Qualitative / Branding	The "personality" and tone of the AI.	"The response must be professional and never use jargon."
Safety & Sensitivity	Identifying sensitive issues specific to your use case and specify any unacceptable behaviours.	"The AI system must never provide legal advice or comment on [Sensitive Topic X]."

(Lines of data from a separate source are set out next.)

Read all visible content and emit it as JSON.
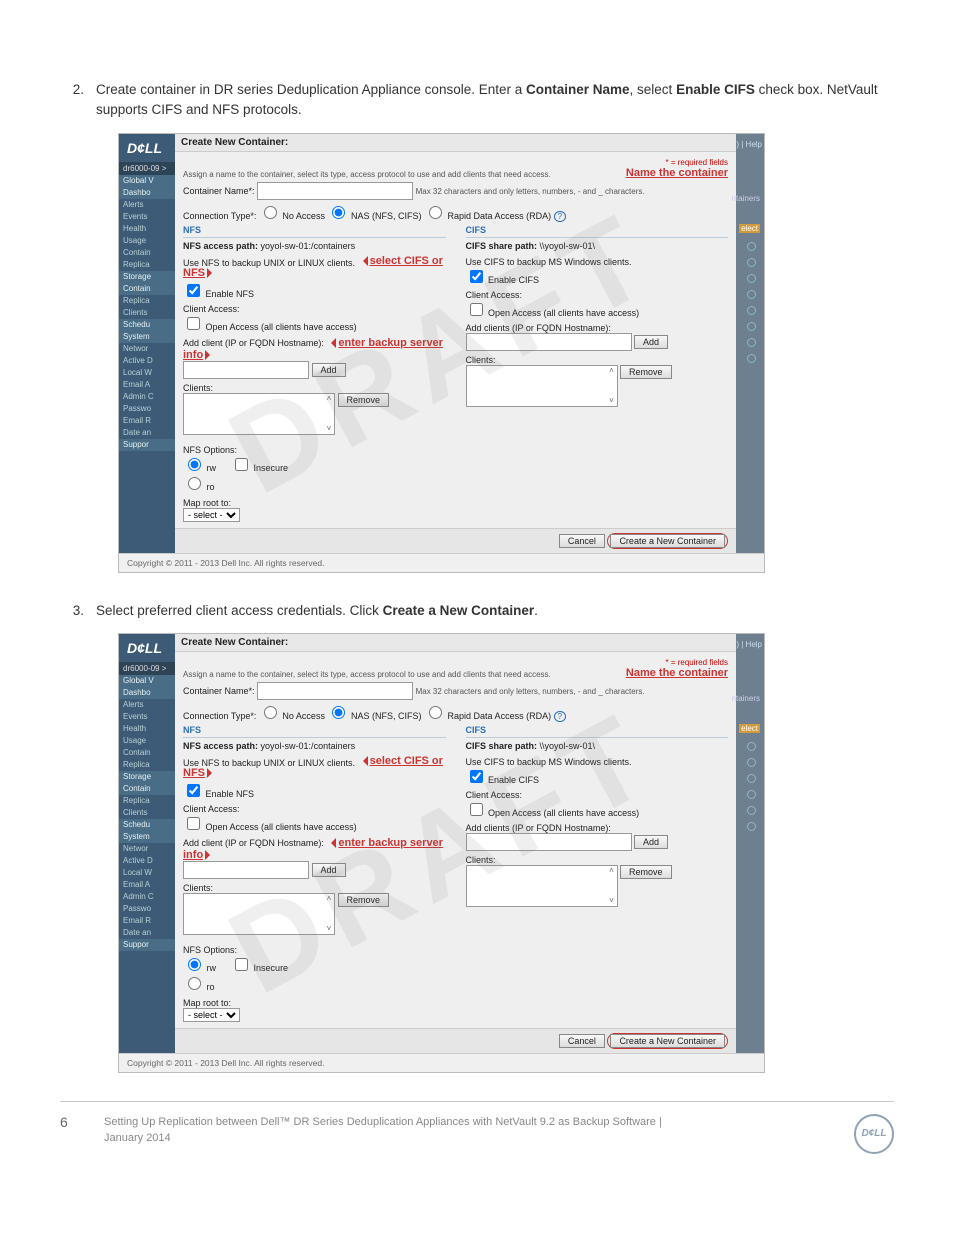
{
  "steps": {
    "s2": {
      "num": "2.",
      "text_a": "Create container in DR series Deduplication Appliance console. Enter a ",
      "bold1": "Container Name",
      "text_b": ", select ",
      "bold2": "Enable CIFS",
      "text_c": " check box. NetVault supports CIFS and NFS protocols."
    },
    "s3": {
      "num": "3.",
      "text_a": "Select preferred client access credentials. Click ",
      "bold1": "Create a New Container",
      "text_b": "."
    }
  },
  "dialog": {
    "title": "Create New Container:",
    "required_note": "* = required fields",
    "help": ") | Help",
    "intro": "Assign a name to the container, select its type, access protocol to use and add clients that need access.",
    "annot_name": "Name the container",
    "container_name_label": "Container Name*:",
    "container_name_hint": "Max 32 characters and only letters, numbers, - and _ characters.",
    "breadcrumb": "dr6000-09 >",
    "conntype_label": "Connection Type*:",
    "ct_no": "No Access",
    "ct_nas": "NAS (NFS, CIFS)",
    "ct_rda": "Rapid Data Access (RDA)",
    "help_q": "?",
    "nfs": {
      "head": "NFS",
      "path_label": "NFS access path:",
      "path": "yoyol-sw-01:/containers",
      "desc": "Use NFS to backup UNIX or LINUX clients.",
      "annot": "select CIFS or NFS",
      "enable": "Enable NFS",
      "client_access": "Client Access:",
      "open": "Open Access (all clients have access)",
      "add_label": "Add client (IP or FQDN Hostname):",
      "annot2": "enter backup server info",
      "add_btn": "Add",
      "clients": "Clients:",
      "remove": "Remove",
      "options": "NFS Options:",
      "rw": "rw",
      "ro": "ro",
      "insecure": "Insecure",
      "maproot": "Map root to:",
      "maproot_val": "- select -"
    },
    "cifs": {
      "head": "CIFS",
      "path_label": "CIFS share path:",
      "path": "\\\\yoyol-sw-01\\",
      "desc": "Use CIFS to backup MS Windows clients.",
      "enable": "Enable CIFS",
      "client_access": "Client Access:",
      "open": "Open Access (all clients have access)",
      "add_label": "Add clients (IP or FQDN Hostname):",
      "add_btn": "Add",
      "clients": "Clients:",
      "remove": "Remove"
    },
    "cancel": "Cancel",
    "create": "Create a New Container",
    "copyright": "Copyright © 2011 - 2013 Dell Inc. All rights reserved."
  },
  "sidebar": {
    "items": [
      {
        "label": "Global V",
        "group": true
      },
      {
        "label": "Dashbo",
        "group": true
      },
      {
        "label": "Alerts"
      },
      {
        "label": "Events"
      },
      {
        "label": "Health"
      },
      {
        "label": "Usage"
      },
      {
        "label": "Contain"
      },
      {
        "label": "Replica"
      },
      {
        "label": "Storage",
        "group": true
      },
      {
        "label": "Contain",
        "group": true
      },
      {
        "label": "Replica"
      },
      {
        "label": "Clients"
      },
      {
        "label": "Schedu",
        "group": true
      },
      {
        "label": "System",
        "group": true
      },
      {
        "label": "Networ"
      },
      {
        "label": "Active D"
      },
      {
        "label": "Local W"
      },
      {
        "label": "Email A"
      },
      {
        "label": "Admin C"
      },
      {
        "label": "Passwo"
      },
      {
        "label": "Email R"
      },
      {
        "label": "Date an"
      },
      {
        "label": "Suppor",
        "group": true
      }
    ]
  },
  "rightshade": {
    "hint": ") | Help",
    "ntainers": "ntainers",
    "elect": "elect"
  },
  "footer": {
    "page": "6",
    "line1": "Setting Up Replication between Dell™ DR Series Deduplication Appliances with NetVault 9.2 as Backup Software |",
    "line2": "January 2014",
    "logo": "D¢LL"
  },
  "draft": "DRAFT"
}
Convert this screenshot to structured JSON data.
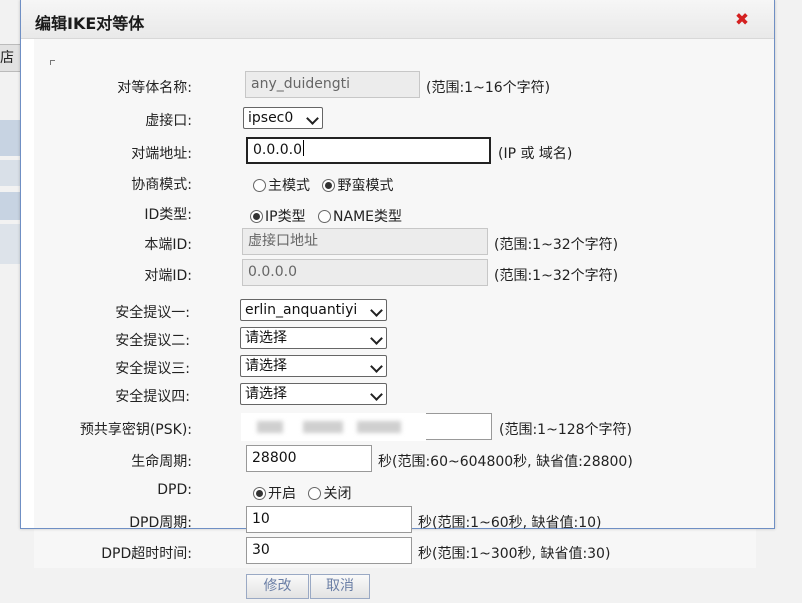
{
  "background": {
    "fragment_text": "店"
  },
  "dialog": {
    "title": "编辑IKE对等体",
    "close_icon": "close-icon"
  },
  "form": {
    "peer_name": {
      "label": "对等体名称:",
      "value": "any_duidengti",
      "hint": "(范围:1~16个字符)"
    },
    "virtual_interface": {
      "label": "虚接口:",
      "selected": "ipsec0"
    },
    "remote_address": {
      "label": "对端地址:",
      "value": "0.0.0.0",
      "hint": "(IP 或 域名)"
    },
    "negotiation_mode": {
      "label": "协商模式:",
      "options": [
        "主模式",
        "野蛮模式"
      ],
      "selected": "野蛮模式"
    },
    "id_type": {
      "label": "ID类型:",
      "options": [
        "IP类型",
        "NAME类型"
      ],
      "selected": "IP类型"
    },
    "local_id": {
      "label": "本端ID:",
      "placeholder": "虚接口地址",
      "hint": "(范围:1~32个字符)"
    },
    "remote_id": {
      "label": "对端ID:",
      "placeholder": "0.0.0.0",
      "hint": "(范围:1~32个字符)"
    },
    "proposal_1": {
      "label": "安全提议一:",
      "selected": "erlin_anquantiyi"
    },
    "proposal_2": {
      "label": "安全提议二:",
      "selected": "请选择"
    },
    "proposal_3": {
      "label": "安全提议三:",
      "selected": "请选择"
    },
    "proposal_4": {
      "label": "安全提议四:",
      "selected": "请选择"
    },
    "psk": {
      "label": "预共享密钥(PSK):",
      "hint": "(范围:1~128个字符)"
    },
    "lifetime": {
      "label": "生命周期:",
      "value": "28800",
      "hint": "秒(范围:60~604800秒, 缺省值:28800)"
    },
    "dpd": {
      "label": "DPD:",
      "options": [
        "开启",
        "关闭"
      ],
      "selected": "开启"
    },
    "dpd_period": {
      "label": "DPD周期:",
      "value": "10",
      "hint": "秒(范围:1~60秒, 缺省值:10)"
    },
    "dpd_timeout": {
      "label": "DPD超时时间:",
      "value": "30",
      "hint": "秒(范围:1~300秒, 缺省值:30)"
    }
  },
  "buttons": {
    "modify": "修改",
    "cancel": "取消"
  },
  "colors": {
    "dialog_border": "#6f8fc4",
    "close_icon": "#d42020",
    "button_text": "#6b7fa6"
  }
}
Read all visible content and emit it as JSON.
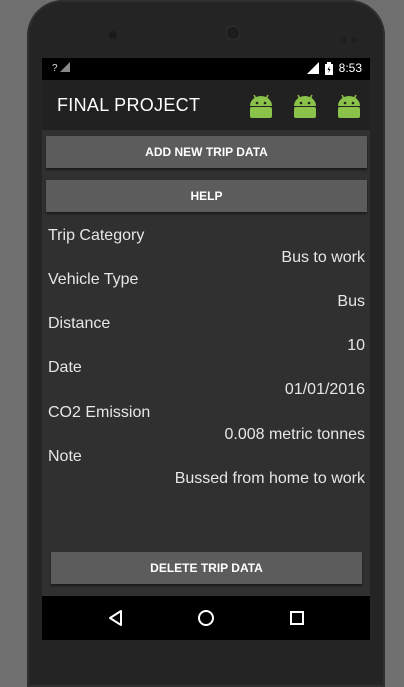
{
  "status": {
    "signal_label": "?",
    "time": "8:53"
  },
  "actionbar": {
    "title": "FINAL PROJECT",
    "icons": [
      "android-icon",
      "android-icon",
      "android-icon"
    ]
  },
  "buttons": {
    "add_new": "ADD NEW TRIP DATA",
    "help": "HELP",
    "delete": "DELETE TRIP DATA"
  },
  "fields": [
    {
      "label": "Trip Category",
      "value": "Bus to work"
    },
    {
      "label": "Vehicle Type",
      "value": "Bus"
    },
    {
      "label": "Distance",
      "value": "10"
    },
    {
      "label": "Date",
      "value": "01/01/2016"
    },
    {
      "label": "CO2 Emission",
      "value": "0.008 metric tonnes"
    },
    {
      "label": "Note",
      "value": "Bussed from home to work"
    }
  ],
  "navbar": {
    "icons": [
      "back-icon",
      "home-icon",
      "recents-icon"
    ]
  },
  "colors": {
    "android_green": "#8bc34a",
    "button_bg": "#5c5c5c",
    "screen_bg": "#303030"
  }
}
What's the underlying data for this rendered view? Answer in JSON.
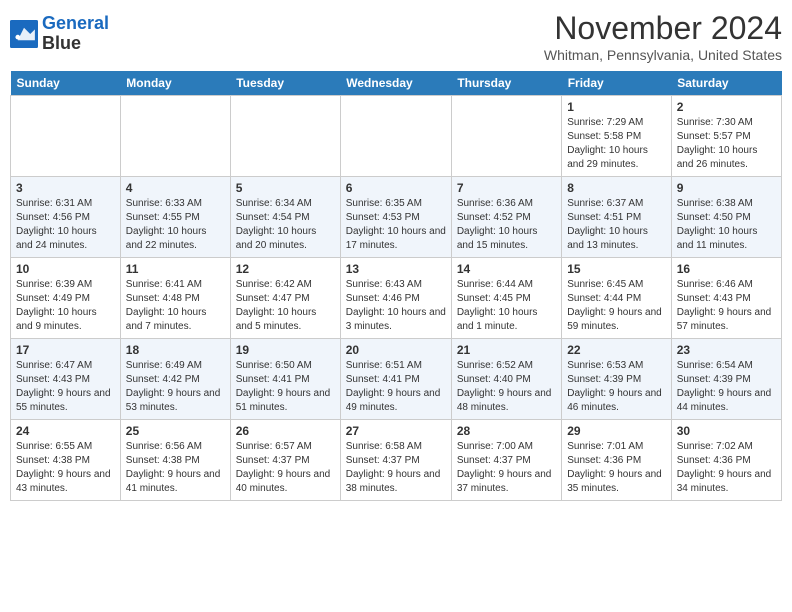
{
  "header": {
    "logo_line1": "General",
    "logo_line2": "Blue",
    "month": "November 2024",
    "location": "Whitman, Pennsylvania, United States"
  },
  "days_of_week": [
    "Sunday",
    "Monday",
    "Tuesday",
    "Wednesday",
    "Thursday",
    "Friday",
    "Saturday"
  ],
  "weeks": [
    [
      {
        "day": "",
        "info": ""
      },
      {
        "day": "",
        "info": ""
      },
      {
        "day": "",
        "info": ""
      },
      {
        "day": "",
        "info": ""
      },
      {
        "day": "",
        "info": ""
      },
      {
        "day": "1",
        "info": "Sunrise: 7:29 AM\nSunset: 5:58 PM\nDaylight: 10 hours and 29 minutes."
      },
      {
        "day": "2",
        "info": "Sunrise: 7:30 AM\nSunset: 5:57 PM\nDaylight: 10 hours and 26 minutes."
      }
    ],
    [
      {
        "day": "3",
        "info": "Sunrise: 6:31 AM\nSunset: 4:56 PM\nDaylight: 10 hours and 24 minutes."
      },
      {
        "day": "4",
        "info": "Sunrise: 6:33 AM\nSunset: 4:55 PM\nDaylight: 10 hours and 22 minutes."
      },
      {
        "day": "5",
        "info": "Sunrise: 6:34 AM\nSunset: 4:54 PM\nDaylight: 10 hours and 20 minutes."
      },
      {
        "day": "6",
        "info": "Sunrise: 6:35 AM\nSunset: 4:53 PM\nDaylight: 10 hours and 17 minutes."
      },
      {
        "day": "7",
        "info": "Sunrise: 6:36 AM\nSunset: 4:52 PM\nDaylight: 10 hours and 15 minutes."
      },
      {
        "day": "8",
        "info": "Sunrise: 6:37 AM\nSunset: 4:51 PM\nDaylight: 10 hours and 13 minutes."
      },
      {
        "day": "9",
        "info": "Sunrise: 6:38 AM\nSunset: 4:50 PM\nDaylight: 10 hours and 11 minutes."
      }
    ],
    [
      {
        "day": "10",
        "info": "Sunrise: 6:39 AM\nSunset: 4:49 PM\nDaylight: 10 hours and 9 minutes."
      },
      {
        "day": "11",
        "info": "Sunrise: 6:41 AM\nSunset: 4:48 PM\nDaylight: 10 hours and 7 minutes."
      },
      {
        "day": "12",
        "info": "Sunrise: 6:42 AM\nSunset: 4:47 PM\nDaylight: 10 hours and 5 minutes."
      },
      {
        "day": "13",
        "info": "Sunrise: 6:43 AM\nSunset: 4:46 PM\nDaylight: 10 hours and 3 minutes."
      },
      {
        "day": "14",
        "info": "Sunrise: 6:44 AM\nSunset: 4:45 PM\nDaylight: 10 hours and 1 minute."
      },
      {
        "day": "15",
        "info": "Sunrise: 6:45 AM\nSunset: 4:44 PM\nDaylight: 9 hours and 59 minutes."
      },
      {
        "day": "16",
        "info": "Sunrise: 6:46 AM\nSunset: 4:43 PM\nDaylight: 9 hours and 57 minutes."
      }
    ],
    [
      {
        "day": "17",
        "info": "Sunrise: 6:47 AM\nSunset: 4:43 PM\nDaylight: 9 hours and 55 minutes."
      },
      {
        "day": "18",
        "info": "Sunrise: 6:49 AM\nSunset: 4:42 PM\nDaylight: 9 hours and 53 minutes."
      },
      {
        "day": "19",
        "info": "Sunrise: 6:50 AM\nSunset: 4:41 PM\nDaylight: 9 hours and 51 minutes."
      },
      {
        "day": "20",
        "info": "Sunrise: 6:51 AM\nSunset: 4:41 PM\nDaylight: 9 hours and 49 minutes."
      },
      {
        "day": "21",
        "info": "Sunrise: 6:52 AM\nSunset: 4:40 PM\nDaylight: 9 hours and 48 minutes."
      },
      {
        "day": "22",
        "info": "Sunrise: 6:53 AM\nSunset: 4:39 PM\nDaylight: 9 hours and 46 minutes."
      },
      {
        "day": "23",
        "info": "Sunrise: 6:54 AM\nSunset: 4:39 PM\nDaylight: 9 hours and 44 minutes."
      }
    ],
    [
      {
        "day": "24",
        "info": "Sunrise: 6:55 AM\nSunset: 4:38 PM\nDaylight: 9 hours and 43 minutes."
      },
      {
        "day": "25",
        "info": "Sunrise: 6:56 AM\nSunset: 4:38 PM\nDaylight: 9 hours and 41 minutes."
      },
      {
        "day": "26",
        "info": "Sunrise: 6:57 AM\nSunset: 4:37 PM\nDaylight: 9 hours and 40 minutes."
      },
      {
        "day": "27",
        "info": "Sunrise: 6:58 AM\nSunset: 4:37 PM\nDaylight: 9 hours and 38 minutes."
      },
      {
        "day": "28",
        "info": "Sunrise: 7:00 AM\nSunset: 4:37 PM\nDaylight: 9 hours and 37 minutes."
      },
      {
        "day": "29",
        "info": "Sunrise: 7:01 AM\nSunset: 4:36 PM\nDaylight: 9 hours and 35 minutes."
      },
      {
        "day": "30",
        "info": "Sunrise: 7:02 AM\nSunset: 4:36 PM\nDaylight: 9 hours and 34 minutes."
      }
    ]
  ]
}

Robustness & Stability	The system's ability to remain consistent when the same question is asked in different ways.	"The core answer should not change if the user uses different phrasing or synonyms."
Linguistic Consistency	For multi-language apps, ensuring performance doesn't drop across languages.	"The Swahili and Sheng question must receive the same level of detail as the English version."
Service-Level Performance	The "cost of doing business."	"The end-to-end response time must be less than 2 seconds at a cost of <$0.01 per query."